Applications

SentenceTransformers can be used for various use-cases. In these folders, you find several example scripts that show case how SentenceTransformers can be used

Computing Embeddings

The computing-embeddings folder contains examples how to compute sentence embeddings using SentenceTransformers.

Clustering

The clustering folder shows how SentenceTransformers can be used for text clustering, i.e., grouping sentences together based on their similarity.

Cross-Encoder

SentenceTransformers also support training and inference of Cross-Encoders. There, two sentences are presented simultaneously to the transformer network and a score (0…1) is derived indicating the similarity or a label.

Parallel Sentence Mining

The parallel-sentence-mining folder contains examples of how parallel (translated) sentences can be found in two corpora of different languages.
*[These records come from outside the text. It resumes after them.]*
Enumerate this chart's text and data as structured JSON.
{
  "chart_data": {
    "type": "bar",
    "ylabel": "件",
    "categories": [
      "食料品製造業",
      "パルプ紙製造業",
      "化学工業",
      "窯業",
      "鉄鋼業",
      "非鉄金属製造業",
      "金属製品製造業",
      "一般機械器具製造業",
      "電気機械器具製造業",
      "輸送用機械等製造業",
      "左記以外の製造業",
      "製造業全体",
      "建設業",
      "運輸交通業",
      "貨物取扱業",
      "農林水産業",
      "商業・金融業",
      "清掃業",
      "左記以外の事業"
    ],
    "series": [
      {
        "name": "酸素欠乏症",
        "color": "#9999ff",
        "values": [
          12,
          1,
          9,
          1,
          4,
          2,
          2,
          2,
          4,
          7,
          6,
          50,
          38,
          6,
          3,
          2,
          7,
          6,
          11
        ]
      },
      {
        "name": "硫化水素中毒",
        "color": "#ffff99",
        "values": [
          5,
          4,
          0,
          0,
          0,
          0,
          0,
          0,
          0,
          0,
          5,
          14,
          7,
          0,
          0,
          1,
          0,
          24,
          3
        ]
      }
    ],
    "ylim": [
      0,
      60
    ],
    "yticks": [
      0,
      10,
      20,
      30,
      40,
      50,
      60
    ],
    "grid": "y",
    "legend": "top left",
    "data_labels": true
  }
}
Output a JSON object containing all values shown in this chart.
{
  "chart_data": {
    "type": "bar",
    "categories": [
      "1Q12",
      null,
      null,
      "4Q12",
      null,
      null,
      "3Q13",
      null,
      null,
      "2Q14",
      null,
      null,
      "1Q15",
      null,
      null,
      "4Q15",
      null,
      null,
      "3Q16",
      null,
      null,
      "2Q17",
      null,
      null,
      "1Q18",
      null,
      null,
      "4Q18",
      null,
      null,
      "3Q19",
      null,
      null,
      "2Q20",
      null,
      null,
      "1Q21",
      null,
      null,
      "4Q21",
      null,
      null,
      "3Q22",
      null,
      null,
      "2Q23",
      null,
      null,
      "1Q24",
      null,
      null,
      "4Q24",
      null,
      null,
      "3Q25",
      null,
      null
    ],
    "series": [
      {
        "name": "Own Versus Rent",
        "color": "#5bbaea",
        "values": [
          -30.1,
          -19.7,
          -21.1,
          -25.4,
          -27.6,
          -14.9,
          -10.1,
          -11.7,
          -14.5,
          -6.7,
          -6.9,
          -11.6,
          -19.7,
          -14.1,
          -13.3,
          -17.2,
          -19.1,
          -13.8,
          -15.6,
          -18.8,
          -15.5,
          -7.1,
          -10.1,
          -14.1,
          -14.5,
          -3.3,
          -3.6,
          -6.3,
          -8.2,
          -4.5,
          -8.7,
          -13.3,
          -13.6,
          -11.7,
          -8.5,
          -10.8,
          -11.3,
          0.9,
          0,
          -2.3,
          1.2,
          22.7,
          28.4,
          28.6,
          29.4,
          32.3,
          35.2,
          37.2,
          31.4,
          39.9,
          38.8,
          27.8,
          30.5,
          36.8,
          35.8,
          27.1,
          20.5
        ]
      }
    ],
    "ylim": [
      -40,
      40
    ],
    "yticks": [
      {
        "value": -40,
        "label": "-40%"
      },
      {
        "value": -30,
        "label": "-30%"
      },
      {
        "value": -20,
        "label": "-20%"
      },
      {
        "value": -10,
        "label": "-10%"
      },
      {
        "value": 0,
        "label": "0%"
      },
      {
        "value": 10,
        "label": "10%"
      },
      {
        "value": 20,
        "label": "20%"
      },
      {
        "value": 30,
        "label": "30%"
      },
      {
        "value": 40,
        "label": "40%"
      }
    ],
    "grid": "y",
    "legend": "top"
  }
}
For example, you take the English and the Spanish Wikipedia and the script finds and returns all translated English-Spanish sentence pairs.

Paraphrase Mining

The paraphrase-mining folder contains examples to find all paraphrase sentences in a large set of sentences. The example can be used to find e.g. duplicate questions or duplicate sentences in a set of Millions of questions / sentences.

Retrieve & Rerank

The retrieve_rerank folder shows how to combine a bi-encoder for semantic search retrieval and a more powerful re-ranking stage with a cross-encoder.

Text Summarization

The text-summarization folder shows how SentenceTransformers can be used for extractive summarization: Give a long document, find the k sentences that give a good and short summary of the content.